CHARLOTTE, N.C. – With North Carolina and South Carolina possibly in the path of Hurricane Isaias, Duke Energy is preparing for potential power outages and encouraging customers to do the same.
Hurricane Isaias is forecast to impact Florida on Saturday and Sunday, and the Carolinas on Monday and Tuesday.
"We know many of our customers are spending lots of time at home due to the pandemic, and they’re depending on us for reliable power,” said Jason Hollifield, Duke Energy’s Carolinas storm director. “If power outages occur, our repair teams are ready to safely restore power as quickly as possible.”
During non-pandemic times, restoring power after a storm can be difficult for utility repair crews as travel and work conditions can be affected by high winds, fallen trees and flooding.
Now, in addition to addressing those standard challenges, Duke Energy’s detailed storm response plan has incorporated CDC recommendations for COVID compliance and social distancing measures to help keep customers and communities safe.
Repair crews will wear face coverings when social distancing cannot be maintained. In addition, work practices have been modified to reduce interactions.
Duke Energy requests that customers remain outside of marked work zones and refrain from approaching repair crews.
Outage alerts, reporting power outages
- Before a storm hits, customers can sign up to receive outage alerts, and ensure contact information is current and communication preferences specified.

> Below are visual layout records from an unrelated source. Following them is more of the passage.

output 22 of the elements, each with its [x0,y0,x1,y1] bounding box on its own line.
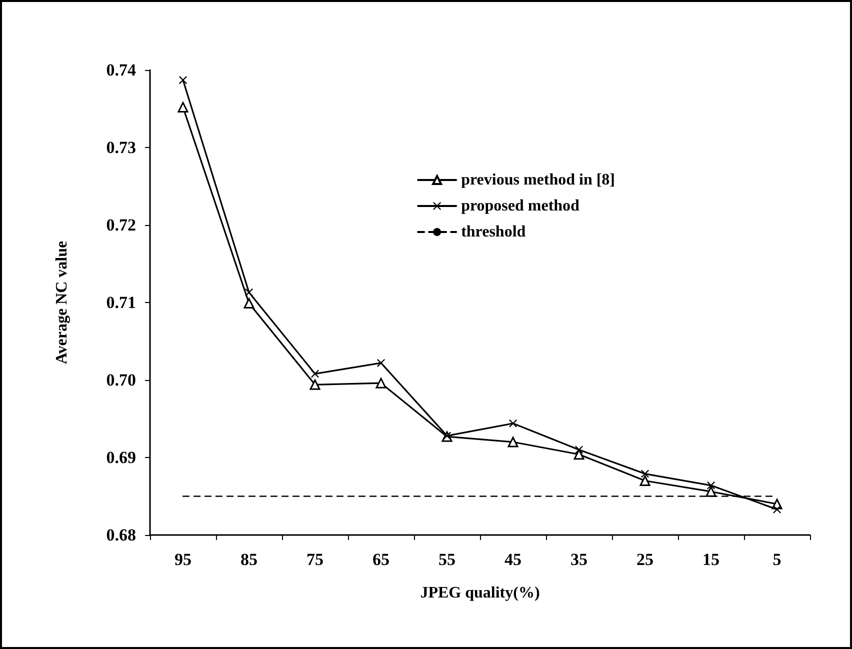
x-tick-label: 55 [438,550,456,569]
x-tick-label: 65 [372,550,390,569]
legend-label: threshold [461,224,526,240]
y-tick-label: 0.70 [106,370,136,390]
x-tick-label: 15 [702,550,720,569]
y-tick-label: 0.74 [106,60,136,80]
x-tick-label: 45 [504,550,522,569]
y-tick-label: 0.73 [106,138,136,157]
x-tick-label: 75 [306,550,324,569]
legend-label: proposed method [461,198,580,214]
x-axis-title: JPEG quality(%) [420,584,540,602]
y-tick-label: 0.69 [106,448,136,467]
x-tick-label: 85 [240,550,258,569]
y-tick-label: 0.68 [106,526,136,544]
x-tick-label: 25 [636,550,654,569]
y-axis-title: Average NC value [54,240,70,364]
x-tick-label: 95 [174,550,192,569]
y-tick-label: 0.71 [106,293,136,312]
x-tick-label: 35 [570,550,588,569]
y-tick-label: 0.72 [106,216,136,234]
x-tick-label: 5 [772,550,782,569]
legend-label: previous method in [8] [461,172,615,188]
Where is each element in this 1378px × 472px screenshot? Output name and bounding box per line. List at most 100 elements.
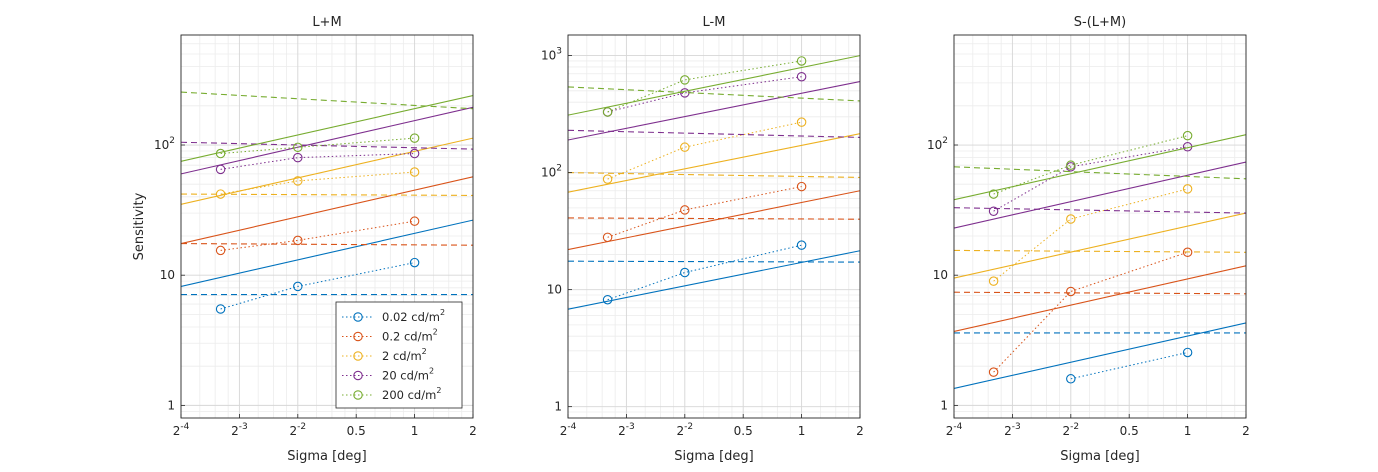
data-point — [680, 142, 690, 152]
data-dotted-line — [220, 220, 415, 251]
x-tick-label: 2 — [856, 424, 864, 438]
data-point — [1182, 130, 1193, 141]
fit-line — [954, 212, 1246, 279]
axes-box — [953, 34, 1247, 419]
baseline-dashed-line — [954, 166, 1246, 180]
data-point — [602, 107, 613, 117]
data-point — [680, 75, 690, 85]
series — [568, 55, 860, 117]
y-axis-label: Sensitivity — [132, 192, 147, 260]
series — [954, 247, 1246, 377]
legend-label: 20 cd/m2 — [382, 367, 434, 383]
data-point — [680, 205, 690, 215]
legend-item: 20 cd/m2 — [342, 367, 434, 383]
x-axis-label: Sigma [deg] — [1060, 449, 1140, 464]
legend-label: 2 cd/m2 — [382, 347, 427, 363]
data-point — [409, 133, 420, 143]
grid — [953, 35, 1247, 418]
fit-line — [568, 81, 860, 141]
x-axis-label: Sigma [deg] — [674, 449, 754, 464]
data-point — [988, 206, 999, 216]
series — [181, 176, 473, 256]
data-dotted-line — [993, 146, 1188, 212]
legend-marker — [353, 331, 363, 342]
fit-line — [181, 176, 473, 245]
fit-line — [954, 322, 1246, 389]
legend: 0.02 cd/m2 0.2 cd/m2 2 cd/m2 20 cd/m2 200 cd… — [335, 301, 463, 409]
data-point — [988, 189, 999, 199]
data-dotted-line — [220, 153, 415, 170]
ticks: 2-4 2-3 2-2 0.5 1 2 1 10 102 103 — [541, 47, 864, 438]
data-point — [215, 304, 226, 314]
data-point — [796, 71, 807, 82]
baseline-dashed-line — [181, 91, 473, 110]
data-point — [215, 164, 226, 175]
baseline-dashed-line — [954, 249, 1246, 253]
data-point — [796, 181, 807, 192]
data-dotted-line — [993, 251, 1188, 373]
data-point — [1066, 214, 1076, 224]
series — [954, 322, 1246, 389]
baseline-dashed-line — [954, 291, 1246, 295]
data-point — [409, 216, 420, 226]
axes-box — [567, 34, 861, 419]
baseline-dashed-line — [954, 207, 1246, 214]
x-tick-label: 2 — [1242, 424, 1250, 438]
axes-box — [180, 34, 474, 419]
x-axis-label: Sigma [deg] — [287, 449, 367, 464]
panel-2: 2-4 2-3 2-2 0.5 1 2 1 10 102 103 L-M Sigma [deg] — [541, 15, 864, 464]
y-tick-label: 102 — [154, 136, 175, 152]
ticks: 2-4 2-3 2-2 0.5 1 2 1 10 102 — [154, 136, 477, 438]
panel-3: 2-4 2-3 2-2 0.5 1 2 1 10 102 S-(L+M) Sigma [deg] — [927, 15, 1250, 464]
series — [954, 130, 1246, 201]
series — [181, 219, 473, 314]
legend-item: 200 cd/m2 — [342, 386, 441, 402]
data-point — [602, 232, 613, 243]
data-point — [1182, 184, 1193, 194]
fit-line — [181, 106, 473, 175]
x-tick-label: 2-3 — [231, 422, 248, 438]
data-dotted-line — [220, 171, 415, 195]
legend-marker — [353, 312, 363, 322]
fit-line — [568, 190, 860, 251]
y-tick-label: 103 — [541, 47, 562, 63]
y-tick-label: 10 — [547, 283, 562, 297]
legend-box — [335, 301, 463, 409]
panel-1: 2-4 2-3 2-2 0.5 1 2 1 10 102 L+M Sigma [deg] Sensit… — [132, 15, 477, 464]
legend-item: 0.2 cd/m2 — [342, 328, 438, 344]
data-dotted-line — [220, 137, 415, 155]
x-tick-label: 2-2 — [1062, 422, 1079, 438]
data-point — [293, 281, 303, 292]
data-point — [1066, 286, 1076, 297]
panel-title: L+M — [312, 15, 341, 30]
data-point — [988, 276, 999, 286]
x-tick-label: 2-3 — [618, 422, 635, 438]
fit-line — [568, 133, 860, 193]
data-point — [409, 167, 420, 177]
legend-marker — [353, 351, 363, 361]
legend-label: 200 cd/m2 — [382, 386, 441, 402]
fit-line — [568, 55, 860, 116]
data-point — [293, 152, 303, 163]
series — [181, 137, 473, 205]
data-point — [215, 189, 226, 199]
legend-label: 0.02 cd/m2 — [382, 308, 445, 324]
fit-line — [181, 137, 473, 205]
baseline-dashed-line — [568, 172, 860, 178]
plot-area — [954, 35, 1246, 418]
x-tick-label: 2-3 — [1004, 422, 1021, 438]
y-tick-label: 1 — [940, 398, 948, 412]
panel-title: S-(L+M) — [1074, 15, 1126, 30]
x-tick-label: 1 — [411, 424, 419, 438]
x-tick-label: 2-4 — [560, 422, 577, 438]
data-point — [1066, 374, 1076, 384]
y-tick-label: 102 — [927, 136, 948, 152]
data-point — [1182, 347, 1193, 358]
data-point — [602, 294, 613, 305]
data-dotted-line — [607, 186, 802, 238]
baseline-dashed-line — [181, 193, 473, 196]
data-point — [680, 267, 690, 278]
data-point — [293, 142, 303, 153]
baseline-dashed-line — [181, 141, 473, 150]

- Customers who experience a power outage can report it the following ways:
- Visit duke-energy.com on a desktop computer or mobile device.
- Use the Duke Energy mobile app – download the Duke Energy App from a smartphone via Apple Store or Google Play.
- Text OUT to 57801 (standard text and data charges may apply).
- Duke Energy Progress: 800.419.6356
Power restoration process
Duke Energy focuses on restoring power in a sequence that enables power restoration to public health and safety facilities and to the greatest number of customers as safely and quickly as possible. Click here for information on how Duke Energy restores power.
High-water safety reminders
- People who live along lakes and rivers, and in other low-lying areas or areas prone to flooding, should pay close attention to local emergency management officials, national weather service and media for changing weather conditions and rising lake and river levels.
- High water conditions can create navigational hazards, and the public should use caution and adhere to the advice of local emergency management officials before going on area lakes or rivers.
- Members of the public who have electrical service to facilities (piers, outside lighting on seawalls, etc.) on or near water should have this service de-energized to avoid injuries and equipment damage.
- If rising water threatens your home — or if you evacuate your home — turn off your power at the circuit breaker panel or fuse box.
- Electric current passes easily through water, so stay away from downed power lines and electrical wires. Don't drive over — and don't stand near — downed power lines.
- Downed lines will be hard to see in the rain and can potentially be hidden in standing water. If you encounter large pools of standing water, stop, back up and choose another path.
If your home or business is flooded, Duke Energy cannot reconnect power until the electrical system has been inspected by a licensed electrician. If there is damage, an electrician will need to make repairs and obtain verification from your local building inspection authority before power can be restored.